Однако, когда врачи впервые начали применять этот контрольный список, они обнаружили нечто нелепое. Оказывается, почти все, кто скорбит, соответствуют клиническим критериям депрессии. Если просто использовать контрольный список, фактически любой, кто перенес утрату близкого, должен быть диагностирован как имеющий явное психическое заболевание.
Это заставило многих врачей и психиатров чувствовать себя некомфортно. Так авторы DSM изобрели лазейку, которая стала известна как «исключение горя утраты»[65].
По их словам, можно проявлять симптомы депрессии и не считаться психически больным при одном, и только при одном обстоятельстве: если человек недавно перенес смерть близкого человека. В таком случае человек может проявлять симптомы до года, прежде чем ему поставят диагноз психически больного. Если же подавленность сохраняется после этого срока, человеку диагностируют психическое расстройство. В различных версиях DSM срок изменялся: он сокращался до трех месяцев, одного месяца и в итоге всего до двух недель.
– Для меня это самое большое оскорбление, – сказала мне Джоанна. – Это не просто оскорбление горя и отношений с человеком, который умер, это оскорбление любви. Почему мы скорбим? Например, мой сосед через улицу умер, и я толком его не знала. Я могла бы сказать: «Жалко его семью», но я не скорблю. Но когда я люблю человека, я скорблю. Мы скорбим, потому что любили.

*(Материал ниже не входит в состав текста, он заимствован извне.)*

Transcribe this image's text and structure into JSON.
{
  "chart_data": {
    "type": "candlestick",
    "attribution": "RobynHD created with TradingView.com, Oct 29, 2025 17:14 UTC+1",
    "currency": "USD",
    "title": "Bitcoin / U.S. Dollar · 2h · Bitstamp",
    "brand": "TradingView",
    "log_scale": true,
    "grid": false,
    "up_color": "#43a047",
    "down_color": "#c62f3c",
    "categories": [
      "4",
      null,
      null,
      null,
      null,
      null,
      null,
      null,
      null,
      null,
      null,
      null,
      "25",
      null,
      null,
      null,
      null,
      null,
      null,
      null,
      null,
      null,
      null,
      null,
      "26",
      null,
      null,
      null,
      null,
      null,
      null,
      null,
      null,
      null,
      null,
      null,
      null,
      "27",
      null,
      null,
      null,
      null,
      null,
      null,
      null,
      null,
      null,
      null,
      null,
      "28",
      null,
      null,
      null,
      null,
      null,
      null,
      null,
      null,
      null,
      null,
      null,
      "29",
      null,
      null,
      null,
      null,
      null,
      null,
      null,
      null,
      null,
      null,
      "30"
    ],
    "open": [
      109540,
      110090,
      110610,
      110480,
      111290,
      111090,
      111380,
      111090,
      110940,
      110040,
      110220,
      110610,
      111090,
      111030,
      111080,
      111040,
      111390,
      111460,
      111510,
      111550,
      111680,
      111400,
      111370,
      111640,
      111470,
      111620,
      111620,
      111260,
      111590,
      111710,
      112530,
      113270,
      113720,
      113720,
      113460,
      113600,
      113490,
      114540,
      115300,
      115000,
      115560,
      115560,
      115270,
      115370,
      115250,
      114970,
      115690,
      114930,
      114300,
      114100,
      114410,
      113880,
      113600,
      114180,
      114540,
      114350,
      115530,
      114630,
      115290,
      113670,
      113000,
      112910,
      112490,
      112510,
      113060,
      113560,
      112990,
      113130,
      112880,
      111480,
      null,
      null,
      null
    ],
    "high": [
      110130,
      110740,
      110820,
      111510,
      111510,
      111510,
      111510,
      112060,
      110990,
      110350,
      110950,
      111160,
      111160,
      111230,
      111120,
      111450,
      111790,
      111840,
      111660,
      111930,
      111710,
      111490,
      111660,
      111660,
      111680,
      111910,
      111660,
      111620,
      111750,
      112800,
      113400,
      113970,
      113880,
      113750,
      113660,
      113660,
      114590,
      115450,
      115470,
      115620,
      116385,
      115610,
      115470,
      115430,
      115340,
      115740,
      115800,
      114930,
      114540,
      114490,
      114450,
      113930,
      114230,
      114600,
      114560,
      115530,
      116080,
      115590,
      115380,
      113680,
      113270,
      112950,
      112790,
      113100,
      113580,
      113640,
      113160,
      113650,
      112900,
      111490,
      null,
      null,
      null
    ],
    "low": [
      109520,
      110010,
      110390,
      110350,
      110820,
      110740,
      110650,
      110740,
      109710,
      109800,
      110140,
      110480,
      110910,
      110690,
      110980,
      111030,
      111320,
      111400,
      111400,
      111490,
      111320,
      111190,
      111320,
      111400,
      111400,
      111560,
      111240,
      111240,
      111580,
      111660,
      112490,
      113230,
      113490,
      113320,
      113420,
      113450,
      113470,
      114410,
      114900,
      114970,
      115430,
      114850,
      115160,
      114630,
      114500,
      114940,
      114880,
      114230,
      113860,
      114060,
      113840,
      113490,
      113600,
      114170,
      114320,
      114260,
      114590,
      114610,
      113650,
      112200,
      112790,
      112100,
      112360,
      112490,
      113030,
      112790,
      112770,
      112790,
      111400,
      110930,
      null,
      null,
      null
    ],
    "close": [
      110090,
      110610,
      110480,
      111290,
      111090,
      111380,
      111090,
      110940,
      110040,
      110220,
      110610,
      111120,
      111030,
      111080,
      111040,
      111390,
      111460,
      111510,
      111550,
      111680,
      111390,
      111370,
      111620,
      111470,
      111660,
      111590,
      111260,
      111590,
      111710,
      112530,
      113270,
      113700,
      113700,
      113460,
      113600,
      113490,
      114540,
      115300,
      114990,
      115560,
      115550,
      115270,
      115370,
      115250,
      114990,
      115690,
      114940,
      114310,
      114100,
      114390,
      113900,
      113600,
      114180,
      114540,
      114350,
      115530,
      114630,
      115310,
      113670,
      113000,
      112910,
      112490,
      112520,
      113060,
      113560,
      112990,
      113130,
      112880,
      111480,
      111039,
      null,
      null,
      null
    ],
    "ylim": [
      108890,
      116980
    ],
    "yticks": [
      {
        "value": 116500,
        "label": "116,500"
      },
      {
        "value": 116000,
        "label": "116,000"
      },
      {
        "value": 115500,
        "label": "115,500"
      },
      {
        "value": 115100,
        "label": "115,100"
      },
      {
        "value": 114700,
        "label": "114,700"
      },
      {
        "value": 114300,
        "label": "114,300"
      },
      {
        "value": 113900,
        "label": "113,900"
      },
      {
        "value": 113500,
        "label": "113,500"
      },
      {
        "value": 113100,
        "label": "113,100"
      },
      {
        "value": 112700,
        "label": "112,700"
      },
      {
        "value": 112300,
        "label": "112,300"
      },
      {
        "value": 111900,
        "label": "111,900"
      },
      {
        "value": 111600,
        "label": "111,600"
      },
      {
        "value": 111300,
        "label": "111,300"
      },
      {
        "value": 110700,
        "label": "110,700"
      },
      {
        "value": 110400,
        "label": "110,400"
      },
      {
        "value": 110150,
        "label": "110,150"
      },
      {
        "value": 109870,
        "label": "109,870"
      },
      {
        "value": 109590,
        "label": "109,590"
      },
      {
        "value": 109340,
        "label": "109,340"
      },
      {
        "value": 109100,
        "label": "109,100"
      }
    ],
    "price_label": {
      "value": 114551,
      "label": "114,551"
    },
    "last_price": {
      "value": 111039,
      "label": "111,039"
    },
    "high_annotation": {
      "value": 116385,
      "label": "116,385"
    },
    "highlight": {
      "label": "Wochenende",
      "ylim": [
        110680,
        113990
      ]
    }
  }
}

По ее мнению, утверждение, если горе длится дольше, чем искусственное ограничение по времени, тогда это патология, болезнь, которую нужно лечить медикаментозно, отрицает суть человеческого бытия.
У Джоанны была пациентка, дочь которой похитили из парка во время первого семестра в колледже и сожгли заживо. Как можно говорить матери, что у нее психические проблемы со здоровьем, когда она все еще мучается из-за этого много лет спустя? Тем не менее это так, согласно DSM.
Джоанна говорит, что боль горя не является иррациональной.
– Я даже не хочу оправляться после ее смерти, – говорит она о своей дочери. – Боль, вызванная ее смертью, помогает мне выполнять свою работу с сердцем, полным сострадания. Помогая другим, я проработала вину, стыд и предательство, которые чувствовала, – говорила она мне. – Таким образом, мое служение другим стало моей наградой. Это мой способ просить у нее прощение каждый день. Мне жаль, что я не принесла тебя в этот мир в целости и сохранности, и поэтому я принесу твою любовь.
Это заставило ее понять боль других так, как она не могла раньше. «Это делает меня сильнее, – говорит она, – даже в моих уязвимых местах».